The International Cricket Council (ICC) is expected later Tuesday to release the results of its inquiry into match-fixing in Bangladesh cricket which has already ensnared national hero Mohammad Ashraful.
Former captain Ashraful made a tearful confession on national television in June to match-fixing during the domestic Twenty20 tournament, after being quizzed by ICC anti-corruption officials.
ICC chief executive David Richardson is expected to release the findings of the investigation by the Anti-Corruption and Security Unit at a press conference in Dhaka flanked by Bangladesh cricket officials.
"They (the ACSU) have completed their investigation and today we are expecting to see the outcome," Bangladesh Cricket Board spokesman Jalal Yunus told AFP.
Ashraful, who became the country's youngest Test centurion in 2001 at the age of 17, was suspended from all levels of cricket just before his tearful public confession and apology, pending the outcome of the probe.
Local media have reported the names of several other players and officials suspected of involvement in fixing during the Bangladesh Premier League (BPL).
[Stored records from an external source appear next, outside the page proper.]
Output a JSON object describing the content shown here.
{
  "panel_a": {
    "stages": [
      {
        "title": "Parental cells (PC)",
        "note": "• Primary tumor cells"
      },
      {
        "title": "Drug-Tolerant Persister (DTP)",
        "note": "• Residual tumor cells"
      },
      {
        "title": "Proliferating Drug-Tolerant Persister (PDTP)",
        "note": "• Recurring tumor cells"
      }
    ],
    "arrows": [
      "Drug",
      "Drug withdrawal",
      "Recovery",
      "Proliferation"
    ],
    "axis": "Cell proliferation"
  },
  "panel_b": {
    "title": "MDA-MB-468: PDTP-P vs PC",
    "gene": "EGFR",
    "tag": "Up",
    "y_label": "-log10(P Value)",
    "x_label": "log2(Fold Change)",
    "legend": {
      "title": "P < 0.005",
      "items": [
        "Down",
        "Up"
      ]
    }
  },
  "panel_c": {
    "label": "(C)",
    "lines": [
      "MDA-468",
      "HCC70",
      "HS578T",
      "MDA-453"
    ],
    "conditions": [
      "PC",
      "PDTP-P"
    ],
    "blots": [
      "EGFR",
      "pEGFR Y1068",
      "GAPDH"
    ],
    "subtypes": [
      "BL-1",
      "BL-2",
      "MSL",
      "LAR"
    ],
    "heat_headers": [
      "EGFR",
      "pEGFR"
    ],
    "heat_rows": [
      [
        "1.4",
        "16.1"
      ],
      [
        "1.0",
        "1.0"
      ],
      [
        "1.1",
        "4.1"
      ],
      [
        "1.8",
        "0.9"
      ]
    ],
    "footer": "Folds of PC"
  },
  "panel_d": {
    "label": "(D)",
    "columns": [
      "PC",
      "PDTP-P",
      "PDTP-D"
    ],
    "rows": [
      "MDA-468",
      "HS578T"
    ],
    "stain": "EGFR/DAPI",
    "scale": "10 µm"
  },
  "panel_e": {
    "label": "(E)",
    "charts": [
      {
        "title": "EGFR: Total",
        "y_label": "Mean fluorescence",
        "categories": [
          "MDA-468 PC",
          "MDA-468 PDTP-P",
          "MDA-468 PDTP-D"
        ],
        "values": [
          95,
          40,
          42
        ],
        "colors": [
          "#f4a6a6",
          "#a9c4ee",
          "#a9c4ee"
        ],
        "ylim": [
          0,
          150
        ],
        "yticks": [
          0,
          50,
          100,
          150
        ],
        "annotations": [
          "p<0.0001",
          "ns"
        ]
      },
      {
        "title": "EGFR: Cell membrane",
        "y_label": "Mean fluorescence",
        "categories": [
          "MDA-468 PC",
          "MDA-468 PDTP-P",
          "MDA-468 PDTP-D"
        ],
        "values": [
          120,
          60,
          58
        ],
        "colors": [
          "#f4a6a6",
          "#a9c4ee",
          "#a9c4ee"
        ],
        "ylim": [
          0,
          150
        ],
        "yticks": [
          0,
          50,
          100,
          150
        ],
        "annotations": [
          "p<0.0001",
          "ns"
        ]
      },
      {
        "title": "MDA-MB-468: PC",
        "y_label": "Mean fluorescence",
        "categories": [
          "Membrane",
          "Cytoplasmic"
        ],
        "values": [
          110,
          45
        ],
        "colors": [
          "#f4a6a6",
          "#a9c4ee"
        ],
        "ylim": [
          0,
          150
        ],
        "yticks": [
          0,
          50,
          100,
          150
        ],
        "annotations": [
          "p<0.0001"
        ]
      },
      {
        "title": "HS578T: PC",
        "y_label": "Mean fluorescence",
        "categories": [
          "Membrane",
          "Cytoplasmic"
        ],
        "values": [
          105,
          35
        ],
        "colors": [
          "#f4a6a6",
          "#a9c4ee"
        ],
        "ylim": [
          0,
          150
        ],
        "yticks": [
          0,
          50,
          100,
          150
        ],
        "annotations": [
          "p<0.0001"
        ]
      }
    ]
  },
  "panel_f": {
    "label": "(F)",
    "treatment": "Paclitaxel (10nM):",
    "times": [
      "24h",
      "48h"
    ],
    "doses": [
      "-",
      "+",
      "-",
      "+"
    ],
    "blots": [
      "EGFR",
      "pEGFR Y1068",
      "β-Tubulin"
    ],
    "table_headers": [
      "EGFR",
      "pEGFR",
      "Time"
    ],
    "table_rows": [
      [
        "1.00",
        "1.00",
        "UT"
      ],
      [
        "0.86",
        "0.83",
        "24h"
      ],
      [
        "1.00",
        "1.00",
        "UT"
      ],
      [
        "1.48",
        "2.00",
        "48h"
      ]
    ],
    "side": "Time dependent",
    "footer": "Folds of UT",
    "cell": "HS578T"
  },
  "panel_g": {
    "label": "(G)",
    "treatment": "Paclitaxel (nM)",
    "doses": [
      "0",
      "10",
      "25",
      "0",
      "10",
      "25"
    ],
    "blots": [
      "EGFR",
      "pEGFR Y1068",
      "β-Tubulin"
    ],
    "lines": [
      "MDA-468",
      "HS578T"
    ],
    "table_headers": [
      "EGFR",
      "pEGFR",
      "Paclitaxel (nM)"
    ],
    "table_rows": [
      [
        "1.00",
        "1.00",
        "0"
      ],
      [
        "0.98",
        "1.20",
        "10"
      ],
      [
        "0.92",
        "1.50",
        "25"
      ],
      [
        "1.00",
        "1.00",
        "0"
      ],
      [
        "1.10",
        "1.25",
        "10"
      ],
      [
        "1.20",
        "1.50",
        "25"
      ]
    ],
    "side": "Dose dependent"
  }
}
Yunus said it was unclear whether the ICC would reveal the names of these people publicly Tuesday in its report.
Ashraful, who captained Bangladesh between 2007 and 2009, was allegedly involved in fixing a match between the Dhaka Gladiators and the Chittagong Kings teams during this year's second edition of the BPL.
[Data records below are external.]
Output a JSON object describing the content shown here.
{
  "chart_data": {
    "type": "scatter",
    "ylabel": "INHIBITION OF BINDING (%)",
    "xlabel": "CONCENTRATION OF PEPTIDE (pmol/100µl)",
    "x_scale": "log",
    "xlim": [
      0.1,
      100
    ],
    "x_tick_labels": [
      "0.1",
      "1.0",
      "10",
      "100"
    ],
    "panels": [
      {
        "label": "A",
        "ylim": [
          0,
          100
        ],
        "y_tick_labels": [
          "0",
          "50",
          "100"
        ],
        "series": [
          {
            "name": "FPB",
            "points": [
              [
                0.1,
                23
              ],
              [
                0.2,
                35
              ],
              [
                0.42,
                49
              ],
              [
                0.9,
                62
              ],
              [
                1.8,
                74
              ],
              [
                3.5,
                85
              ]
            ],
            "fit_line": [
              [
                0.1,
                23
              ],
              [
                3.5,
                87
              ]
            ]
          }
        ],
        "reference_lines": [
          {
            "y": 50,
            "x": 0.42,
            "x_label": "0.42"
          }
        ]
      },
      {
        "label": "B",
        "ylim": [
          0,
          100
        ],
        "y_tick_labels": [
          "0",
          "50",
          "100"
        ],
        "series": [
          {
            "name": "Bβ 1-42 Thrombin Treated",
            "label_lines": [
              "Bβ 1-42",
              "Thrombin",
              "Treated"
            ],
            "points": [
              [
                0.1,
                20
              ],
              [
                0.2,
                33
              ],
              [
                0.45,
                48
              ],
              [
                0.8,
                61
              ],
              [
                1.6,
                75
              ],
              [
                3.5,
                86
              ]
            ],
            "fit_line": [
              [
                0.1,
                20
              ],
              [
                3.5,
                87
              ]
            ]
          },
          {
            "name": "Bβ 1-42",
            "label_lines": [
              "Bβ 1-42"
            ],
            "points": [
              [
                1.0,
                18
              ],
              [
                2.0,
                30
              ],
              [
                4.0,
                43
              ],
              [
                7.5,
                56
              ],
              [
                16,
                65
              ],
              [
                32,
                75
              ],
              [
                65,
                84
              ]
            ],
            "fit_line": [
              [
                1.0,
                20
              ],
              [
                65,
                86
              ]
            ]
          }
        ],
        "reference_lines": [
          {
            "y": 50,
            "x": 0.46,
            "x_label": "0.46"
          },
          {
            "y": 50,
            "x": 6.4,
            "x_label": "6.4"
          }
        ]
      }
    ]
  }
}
Local media have reported that the batsman was paid about one million taka ($12,800) to lose the match on February 2.
During its investigation, the ICC's anti-corruption officials found allegations of fixing during some international matches involving Ashraful, Bangladesh cricket officials have said.
But Yunus would not confirm whether the ICC's report would cover these international matches, which local media have claimed involve at least one Twenty20 match between Bangladesh and Sri Lanka. The spokesman said only that "the main focus is on the BPL".
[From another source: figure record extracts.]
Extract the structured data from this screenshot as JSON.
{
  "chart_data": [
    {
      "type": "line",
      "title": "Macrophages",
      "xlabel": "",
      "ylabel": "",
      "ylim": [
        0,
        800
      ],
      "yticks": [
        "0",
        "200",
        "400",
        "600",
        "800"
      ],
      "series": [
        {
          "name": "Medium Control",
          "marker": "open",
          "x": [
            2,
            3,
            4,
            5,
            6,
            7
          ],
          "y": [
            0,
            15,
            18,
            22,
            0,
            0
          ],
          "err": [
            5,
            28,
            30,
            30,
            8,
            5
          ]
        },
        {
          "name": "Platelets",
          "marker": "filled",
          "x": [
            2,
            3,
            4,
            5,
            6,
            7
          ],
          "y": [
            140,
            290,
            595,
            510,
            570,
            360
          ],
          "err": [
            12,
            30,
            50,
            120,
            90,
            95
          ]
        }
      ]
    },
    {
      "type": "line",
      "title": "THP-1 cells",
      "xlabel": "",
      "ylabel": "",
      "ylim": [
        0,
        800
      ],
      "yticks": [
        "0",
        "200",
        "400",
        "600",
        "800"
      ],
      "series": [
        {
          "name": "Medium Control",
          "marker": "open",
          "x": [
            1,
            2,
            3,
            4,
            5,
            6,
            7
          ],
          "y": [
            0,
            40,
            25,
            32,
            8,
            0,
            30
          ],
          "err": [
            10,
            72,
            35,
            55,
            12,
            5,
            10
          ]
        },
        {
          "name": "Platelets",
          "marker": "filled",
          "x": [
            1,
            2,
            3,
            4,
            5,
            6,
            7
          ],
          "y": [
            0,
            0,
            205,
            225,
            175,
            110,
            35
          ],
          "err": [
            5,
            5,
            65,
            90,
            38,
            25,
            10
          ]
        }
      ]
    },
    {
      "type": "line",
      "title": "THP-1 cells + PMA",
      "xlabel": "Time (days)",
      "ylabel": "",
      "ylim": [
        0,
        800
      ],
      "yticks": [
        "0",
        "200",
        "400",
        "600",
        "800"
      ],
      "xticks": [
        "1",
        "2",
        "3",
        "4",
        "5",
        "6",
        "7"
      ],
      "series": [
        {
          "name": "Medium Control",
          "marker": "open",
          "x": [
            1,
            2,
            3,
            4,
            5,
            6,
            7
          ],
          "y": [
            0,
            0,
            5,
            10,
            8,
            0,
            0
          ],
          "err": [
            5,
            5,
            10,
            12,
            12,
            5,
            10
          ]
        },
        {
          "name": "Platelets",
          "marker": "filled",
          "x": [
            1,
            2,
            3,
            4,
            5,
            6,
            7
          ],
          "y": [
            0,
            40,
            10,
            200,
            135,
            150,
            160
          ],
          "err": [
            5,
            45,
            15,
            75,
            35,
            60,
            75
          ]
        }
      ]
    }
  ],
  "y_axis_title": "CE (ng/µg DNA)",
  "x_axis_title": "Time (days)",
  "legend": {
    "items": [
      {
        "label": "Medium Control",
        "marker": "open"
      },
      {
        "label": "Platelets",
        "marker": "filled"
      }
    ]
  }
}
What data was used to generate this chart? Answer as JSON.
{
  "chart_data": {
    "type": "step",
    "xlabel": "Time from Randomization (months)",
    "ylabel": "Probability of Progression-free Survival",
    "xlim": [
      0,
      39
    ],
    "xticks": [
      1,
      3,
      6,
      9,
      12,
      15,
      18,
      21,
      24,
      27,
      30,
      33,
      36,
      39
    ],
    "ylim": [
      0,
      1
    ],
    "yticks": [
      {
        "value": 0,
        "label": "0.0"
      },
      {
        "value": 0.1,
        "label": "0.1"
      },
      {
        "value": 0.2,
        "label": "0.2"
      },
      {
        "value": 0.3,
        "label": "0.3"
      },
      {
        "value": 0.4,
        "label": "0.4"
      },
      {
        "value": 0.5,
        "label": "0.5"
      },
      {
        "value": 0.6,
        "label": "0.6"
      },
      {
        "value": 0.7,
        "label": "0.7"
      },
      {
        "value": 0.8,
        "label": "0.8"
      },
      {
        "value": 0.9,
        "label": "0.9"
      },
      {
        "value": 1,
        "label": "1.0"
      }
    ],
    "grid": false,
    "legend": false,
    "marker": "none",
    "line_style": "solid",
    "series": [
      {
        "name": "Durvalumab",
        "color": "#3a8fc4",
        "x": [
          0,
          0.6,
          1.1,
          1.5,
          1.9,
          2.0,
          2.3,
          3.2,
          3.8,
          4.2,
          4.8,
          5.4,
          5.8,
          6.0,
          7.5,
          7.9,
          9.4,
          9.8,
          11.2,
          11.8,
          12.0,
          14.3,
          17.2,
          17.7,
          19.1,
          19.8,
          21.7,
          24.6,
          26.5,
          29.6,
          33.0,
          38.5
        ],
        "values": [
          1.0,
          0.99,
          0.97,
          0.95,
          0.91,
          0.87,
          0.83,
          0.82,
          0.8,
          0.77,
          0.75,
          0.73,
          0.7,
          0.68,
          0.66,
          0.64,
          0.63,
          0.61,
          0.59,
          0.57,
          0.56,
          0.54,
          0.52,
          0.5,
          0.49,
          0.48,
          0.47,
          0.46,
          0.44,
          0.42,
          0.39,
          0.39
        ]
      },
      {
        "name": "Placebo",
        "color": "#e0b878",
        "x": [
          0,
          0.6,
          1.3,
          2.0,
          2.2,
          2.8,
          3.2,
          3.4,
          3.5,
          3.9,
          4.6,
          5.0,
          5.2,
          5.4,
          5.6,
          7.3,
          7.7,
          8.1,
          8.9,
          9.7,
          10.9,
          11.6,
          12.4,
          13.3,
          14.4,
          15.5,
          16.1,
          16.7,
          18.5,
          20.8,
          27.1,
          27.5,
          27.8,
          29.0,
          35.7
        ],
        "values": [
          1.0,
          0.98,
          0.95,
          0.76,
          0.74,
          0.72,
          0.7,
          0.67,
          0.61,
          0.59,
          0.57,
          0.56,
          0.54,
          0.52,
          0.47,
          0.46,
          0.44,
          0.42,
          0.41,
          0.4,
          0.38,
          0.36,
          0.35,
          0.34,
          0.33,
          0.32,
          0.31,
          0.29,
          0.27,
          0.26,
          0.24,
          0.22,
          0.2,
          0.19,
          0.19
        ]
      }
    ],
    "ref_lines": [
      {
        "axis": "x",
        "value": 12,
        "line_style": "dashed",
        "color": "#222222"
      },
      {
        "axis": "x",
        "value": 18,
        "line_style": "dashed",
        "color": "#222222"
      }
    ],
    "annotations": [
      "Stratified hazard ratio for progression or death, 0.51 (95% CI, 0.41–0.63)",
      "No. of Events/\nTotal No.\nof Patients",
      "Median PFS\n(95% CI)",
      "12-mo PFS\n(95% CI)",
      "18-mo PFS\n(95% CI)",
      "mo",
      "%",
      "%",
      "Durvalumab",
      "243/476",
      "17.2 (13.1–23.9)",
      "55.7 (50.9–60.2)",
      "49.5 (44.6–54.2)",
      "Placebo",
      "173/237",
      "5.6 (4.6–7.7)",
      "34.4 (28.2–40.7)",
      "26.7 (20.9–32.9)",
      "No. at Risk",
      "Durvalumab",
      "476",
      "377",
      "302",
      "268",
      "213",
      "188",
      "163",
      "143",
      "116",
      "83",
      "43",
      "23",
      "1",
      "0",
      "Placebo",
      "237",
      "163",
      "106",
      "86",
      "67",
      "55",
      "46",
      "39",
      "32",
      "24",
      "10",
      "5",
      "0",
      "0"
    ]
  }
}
The allegations of fixing are the latest to hit Bangladesh cricket, including the BPL. Ex-international spinner Shariful Haque was given an indefinite ban last September after an inquiry found him guilty of spot-fixing during the first edition of the BPL.
In March the Bangladesh Cricket Board banned international umpire Nadir Shah for 10 years after a sting operation by an Indian TV channel found him apparently willing to fix matches for cash.
Across the border, Indian cricket is also embroiled in spot-fixing and betting scandals which have further shaken confidence in the game.
Indian bowler Shanthakumaran Sreesanth and 38 others were charged by Delhi police in July over a spot-fixing scandal in the Indian Premier League.